Once, when I was a kid, my mom told me I was to come home and clean my room after school. She wasn’t going to be there, but she expected it to be on its way to done when she arrived. Like many kids, cleaning my room wasn’t my strong suit. I would spend hours working on my desk, struggling to catalog every piece of paper for posterity's sake rather than throwing anything away (recycling was not a thing yet). On this particular day, my mom left me a note: “Don’t forget, everything has a place.” I was ten. Everything did have a place. I kept this note and still have it today. I would refer to it well into my twenties when things didn’t all have a place anymore and I desperately needed them to.
And then people started dying. First Grandpa, then Auntie Rosie, and then Grandma. I took everything no one else wanted. Boxes of books I would never read from Auntie Rosie’s floor-to-ceiling library. I wouldn’t just not read them because I wouldn’t get around to it, but because I had zero interest in reading them. I had such clear memories of fingering the spines of books I wasn’t supposed to touch and snooping deep into the nooks of Auntie Rosie’s eclectic house, and these picked over books represented that time. Then there were paintings done by these incredible pillars in my life when I never even knew they had picked up brushes. So, for every mildew tinged mystery novel from the 1950’s that was taking up space based on a memory of a place I once existed in, there were these illuminating art pieces made by the humans I loved with a creativity I hadn’t known they possessed. There were love letters between Grandma and Grandpa, as well as leftover, personalized Christmas cards from 1967 that couldn’t be re-purposed. There was Grandpa’s Underwood typewriter as well as every key he’d ever come into contact with. Every piece carried an equal weight of importance, and, inevitably, an equal weight on my sternum.
Eventually, the burden was heavy enough for me to want to get rid of things, but the emotional tie that was knotted at one end around the objects and the other end around my throat was much harder to cut.

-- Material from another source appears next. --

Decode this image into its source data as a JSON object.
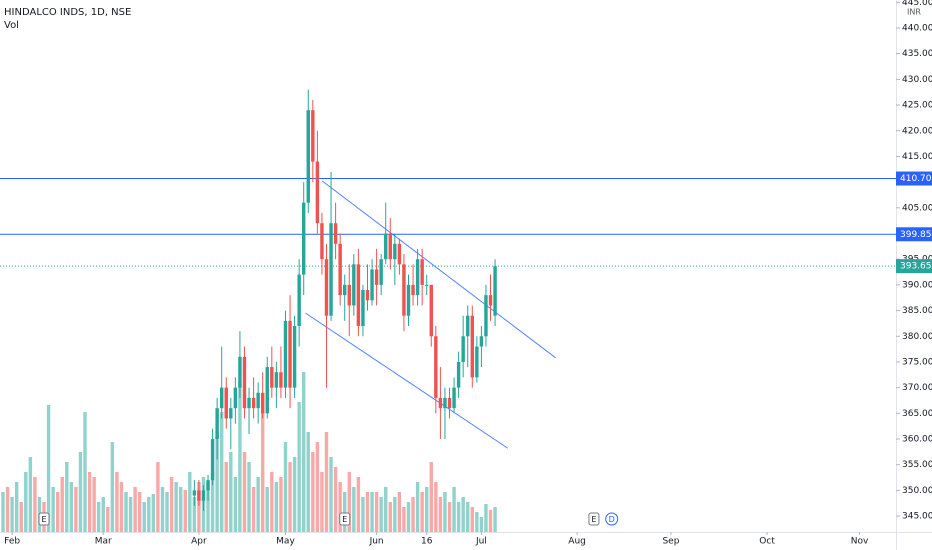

I went through intensive trauma counseling in 2012 and for the first time vocalized the shame and guilt and regret and pain in an entirety to which I had not been previously able. During that process, I was able to tap into a new vision of my best self, a self that was not smothered under the piles that had calmed me prior. The vision was of a deep breath. My best self is a deep breath. The moment I found out I was pregnant was the moment I knew I had to become that deep breath. I could not help my son grow without being able to breathe deeply myself. It took another year to follow through with the act of getting rid of things. By that point, they no longer held me at all. An incredible group of friends came to support me and filled their cars with the detritus of the shed layers. It was indescribably liberating. Now, I feel like I can’t get rid of enough. I am in the process of downsizing into a smaller home, and I can’t wait to behold the next mountain of things I am not taking with me.
My loved ones would never have wanted me to suffer while trying to hold all of their memories by carrying the weight of their things. Living that way did not honor the way they loved and cared for me. I could not move forward with being my best self until I realized my core was laboring under coping tactics that were created by a 7-year-old-self and reinforced by a 16-year-old-self. The power of that recognition, paired with the act of letting those who love me help me cross over into this new existence, has left more room for freedom. Simplifying the things that I carry into the next phase of my life leaves more room for love and play and creation, and I can’t wait to see what I do.